Radar Jember - Dulu di sebuah sudut Dusun Sumuran, Desa/Kecamatan Ajung, ada rumah yang atapnya ringkih.
Setelah bertahun-tahun berjibaku dan bertahan di tengah keterbatasan, kini kesabarannya berbuah manis.
Siang itu mentari di Desa Ajung terasa berbeda bagi Asmawati. Perempuan berusia 51 tahun ini berdiri di depan huniannya yang kini telah bersalin rupa.
Memorinya mendadak mundur ke masa-masa sulit, saat rumahnya masih berupa bangunan lusuh tanpa alas lantai yang layak.
Saat itu, tanah yang dingin adalah kawan setianya saat terlelap. Jika hujan datang menyapa, alih-alih memberikan kesejukan, ia justru membawa kecemasan.
Genting yang pecah di sana-sini membuat air hujan bebas menembus masuk.

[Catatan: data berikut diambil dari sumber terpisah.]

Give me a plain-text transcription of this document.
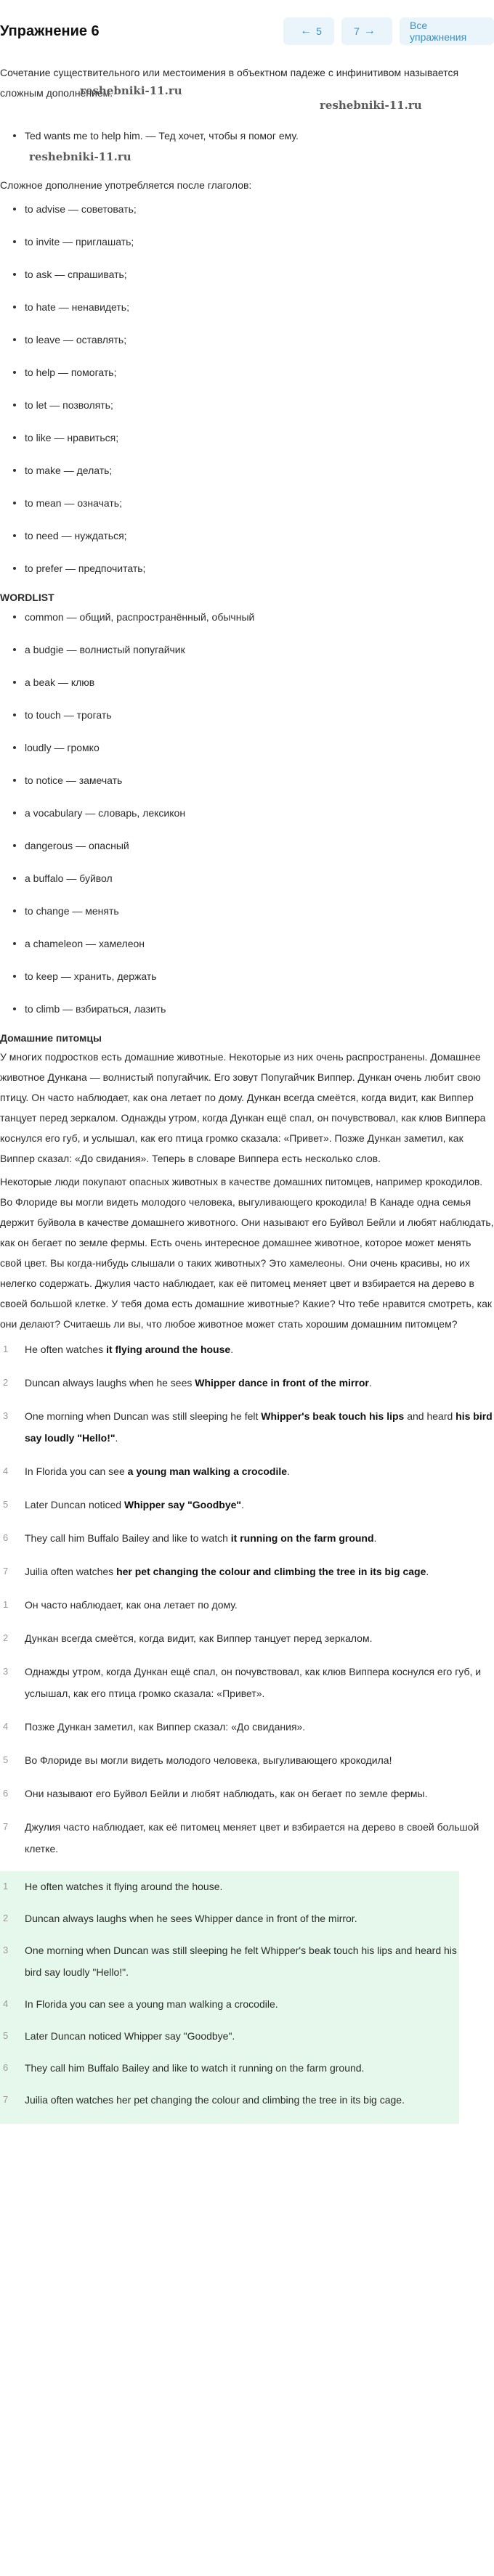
Упражнение 6	← 5	7 →	Все упражнения

Сочетание существительного или местоимения в объектном падеже с инфинитивом называется сложным дополнением.

reshebniki-11.ru
reshebniki-11.ru
Ted wants me to help him. — Тед хочет, чтобы я помог ему.
reshebniki-11.ru

Сложное дополнение употребляется после глаголов:

to advise — советовать;
to invite — приглашать;
to ask — спрашивать;
to hate — ненавидеть;
to leave — оставлять;
to help — помогать;
to let — позволять;
to like — нравиться;
to make — делать;
to mean — означать;
to need — нуждаться;
to prefer — предпочитать;
WORDLIST
common — общий, распространённый, обычный
a budgie — волнистый попугайчик
a beak — клюв
to touch — трогать
loudly — громко
to notice — замечать
a vocabulary — словарь, лексикон
dangerous — опасный
a buffalo — буйвол
to change — менять
a chameleon — хамелеон
to keep — хранить, держать
to climb — взбираться, лазить
Домашние питомцы

У многих подростков есть домашние животные. Некоторые из них очень распространены. Домашнее животное Дункана — волнистый попугайчик. Его зовут Попугайчик Виппер. Дункан очень любит свою птицу. Он часто наблюдает, как она летает по дому. Дункан всегда смеётся, когда видит, как Виппер танцует перед зеркалом. Однажды утром, когда Дункан ещё спал, он почувствовал, как клюв Виппера коснулся его губ, и услышал, как его птица громко сказала: «Привет». Позже Дункан заметил, как Виппер сказал: «До свидания». Теперь в словаре Виппера есть несколько слов.

Некоторые люди покупают опасных животных в качестве домашних питомцев, например крокодилов. Во Флориде вы могли видеть молодого человека, выгуливающего крокодила! В Канаде одна семья держит буйвола в качестве домашнего животного. Они называют его Буйвол Бейли и любят наблюдать, как он бегает по земле фермы. Есть очень интересное домашнее животное, которое может менять свой цвет. Вы когда-нибудь слышали о таких животных? Это хамелеоны. Они очень красивы, но их нелегко содержать. Джулия часто наблюдает, как её питомец меняет цвет и взбирается на дерево в своей большой клетке. У тебя дома есть домашние животные? Какие? Что тебе нравится смотреть, как они делают? Считаешь ли вы, что любое животное может стать хорошим домашним питомцем?

1 He often watches it flying around the house.
2 Duncan always laughs when he sees Whipper dance in front of the mirror.
3 One morning when Duncan was still sleeping he felt Whipper's beak touch his lips and heard his bird say loudly "Hello!".
4 In Florida you can see a young man walking a crocodile.
5 Later Duncan noticed Whipper say "Goodbye".
6 They call him Buffalo Bailey and like to watch it running on the farm ground.
7 Juilia often watches her pet changing the colour and climbing the tree in its big cage.
1 Он часто наблюдает, как она летает по дому.
2 Дункан всегда смеётся, когда видит, как Виппер танцует перед зеркалом.
3 Однажды утром, когда Дункан ещё спал, он почувствовал, как клюв Виппера коснулся его губ, и услышал, как его птица громко сказала: «Привет».
4 Позже Дункан заметил, как Виппер сказал: «До свидания».
5 Во Флориде вы могли видеть молодого человека, выгуливающего крокодила!
6 Они называют его Буйвол Бейли и любят наблюдать, как он бегает по земле фермы.
7 Джулия часто наблюдает, как её питомец меняет цвет и взбирается на дерево в своей большой клетке.
1 He often watches it flying around the house.
2 Duncan always laughs when he sees Whipper dance in front of the mirror.
3 One morning when Duncan was still sleeping he felt Whipper's beak touch his lips and heard his bird say loudly "Hello!".
4 In Florida you can see a young man walking a crocodile.
5 Later Duncan noticed Whipper say "Goodbye".
6 They call him Buffalo Bailey and like to watch it running on the farm ground.
7 Juilia often watches her pet changing the colour and climbing the tree in its big cage.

Membasahi setiap sudut ruangan yang mayoritas masih terbuat dari bambu dan kayu.
Kondisi itu membuat definisi "layak" adalah kemewahan yang sulit digapai oleh keluarga kecil di di Kecamata Ajung.
Bahkan saat angin kencang menerjang, bangunan itu seolah mengerang dan menebar ancaman akan ambruk sewaktu-waktu di saat penghuninya terlelap dalam lelah setelah seharian sang istri menjaga warung/toko dan si suami bekerja serabutan.
Namun, Sabtu siang, kala itu (13/9/2025) menjadi titik balik yang abadi dalam ingatan Asmawati.
Melalui program rehabilitasi Rumah Tinggal Layak Huni (Rutilahu) hasil sinergi Pemerintah Provinsi Jawa Timur, TNI, dan Pemkab Jember, rumah yang dulunya tanpa alas keramik dan tanpa fasilitas MCK itu kini telah tegak berdiri dengan kokoh.
Tangis haru Asmawati pecah saat Gubernur Jawa Timur Khofifah Indar Parawansa bersama Bupati Jember Muhammad Fawait hadir langsung meresmikan hunian barunya.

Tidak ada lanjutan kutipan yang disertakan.